RSI, developed by J. Welles Wilder, is a momentum indicator that measures the speed and change of price movements over a set period, usually 14 days or 14 weeks. A reading above 70 reflects overbought conditions or a situation where the asset’s price has seen a long run of successively higher prices or rallied a little too fast and may correct lower soon.
Never before has the RSI reached this high, alongside plus $60,000 bitcoin price. The indicator peaked between 65 and 75 the last time bitcoin traded above $60,000 in early 2021 and November 2021. Bitcoin’s present value relative to the RSI lends credibility to the overbought signal, calling caution on the part of speculators looking for a long entry at the going market rate.
That said, RSI is not the holy grail. Markets often maintain a strong upward trajectory for days and weeks, keeping the RSI above 70 for a prolonged time. As Newton’s law says, “An object in motion stays in motion with the same speed and in the same direction unless acted upon by an unbalanced force.”

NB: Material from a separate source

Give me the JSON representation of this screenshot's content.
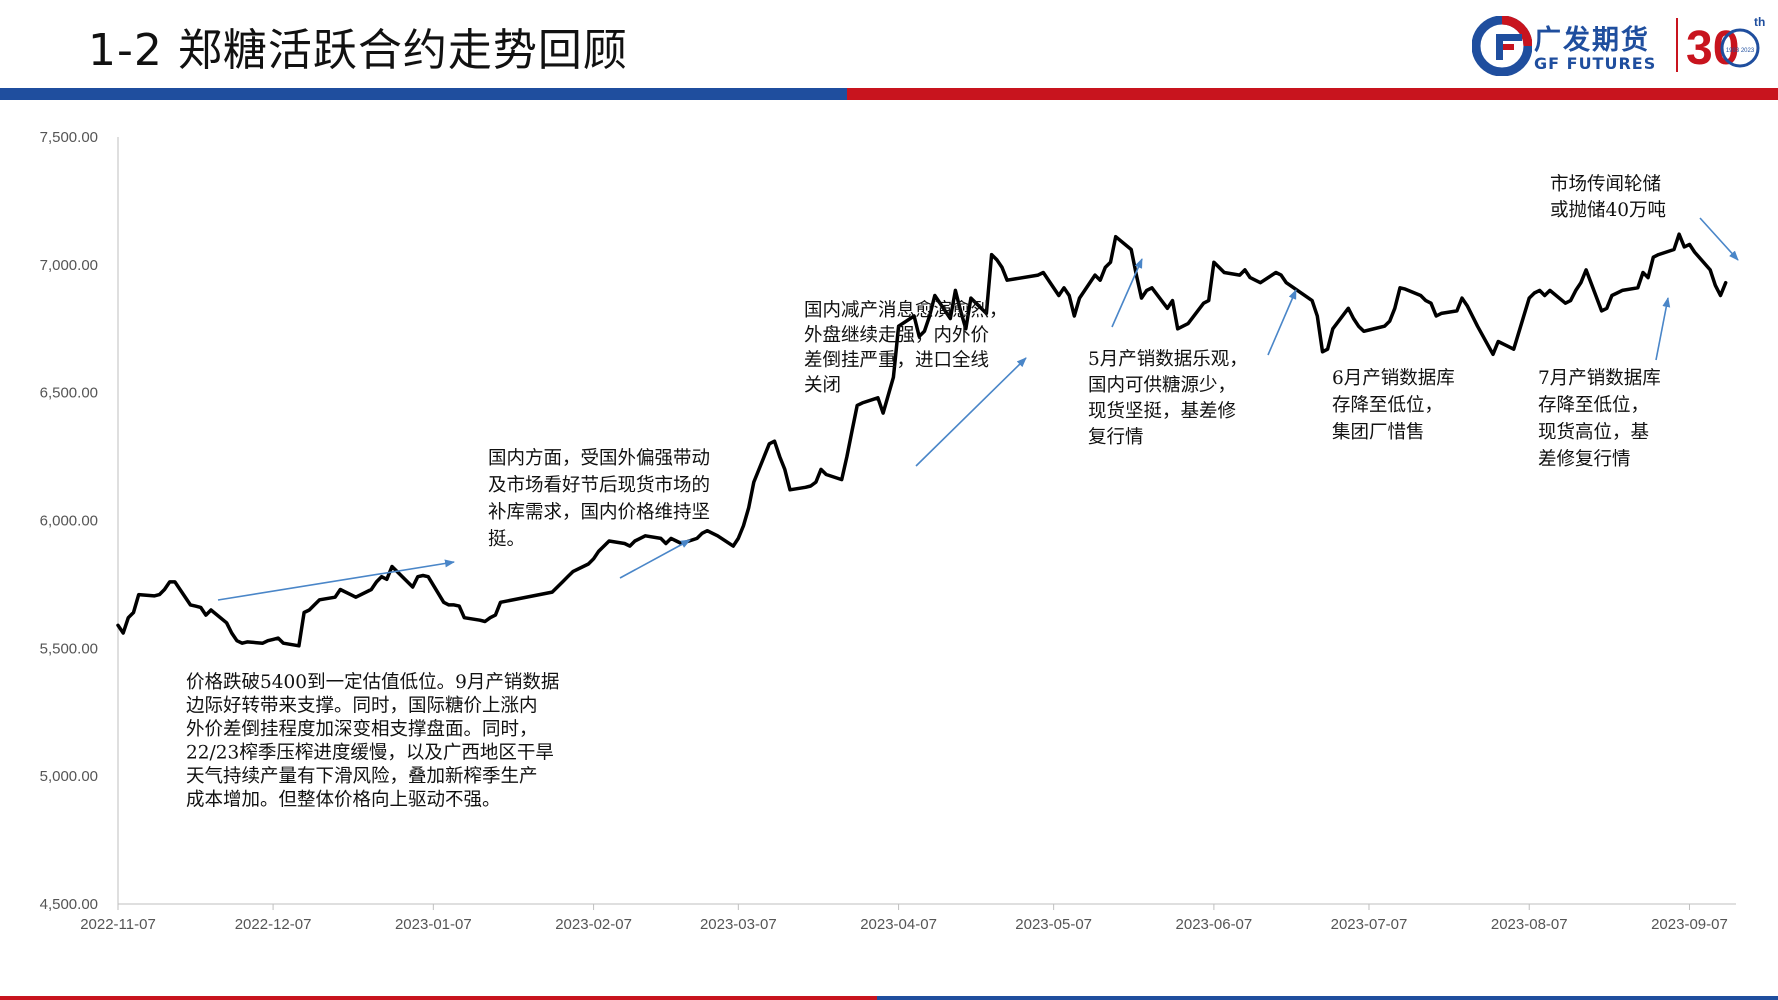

The overbought reading is of little importance to existing or new long-term investors whose strategy is to buy and hold for long-term growth. Investors typically do not worry about short-term price swings and focus on the big picture.
According to analysts, bitcoin’s big picture is bullish, thanks to the halving, which reduces supply expansion by 50% every four years, and Wall Street’s recent embrace of the spot bitcoin ETFs. The consensus is that the cryptocurrency could draw a price of $120,000 and higher by September 2025.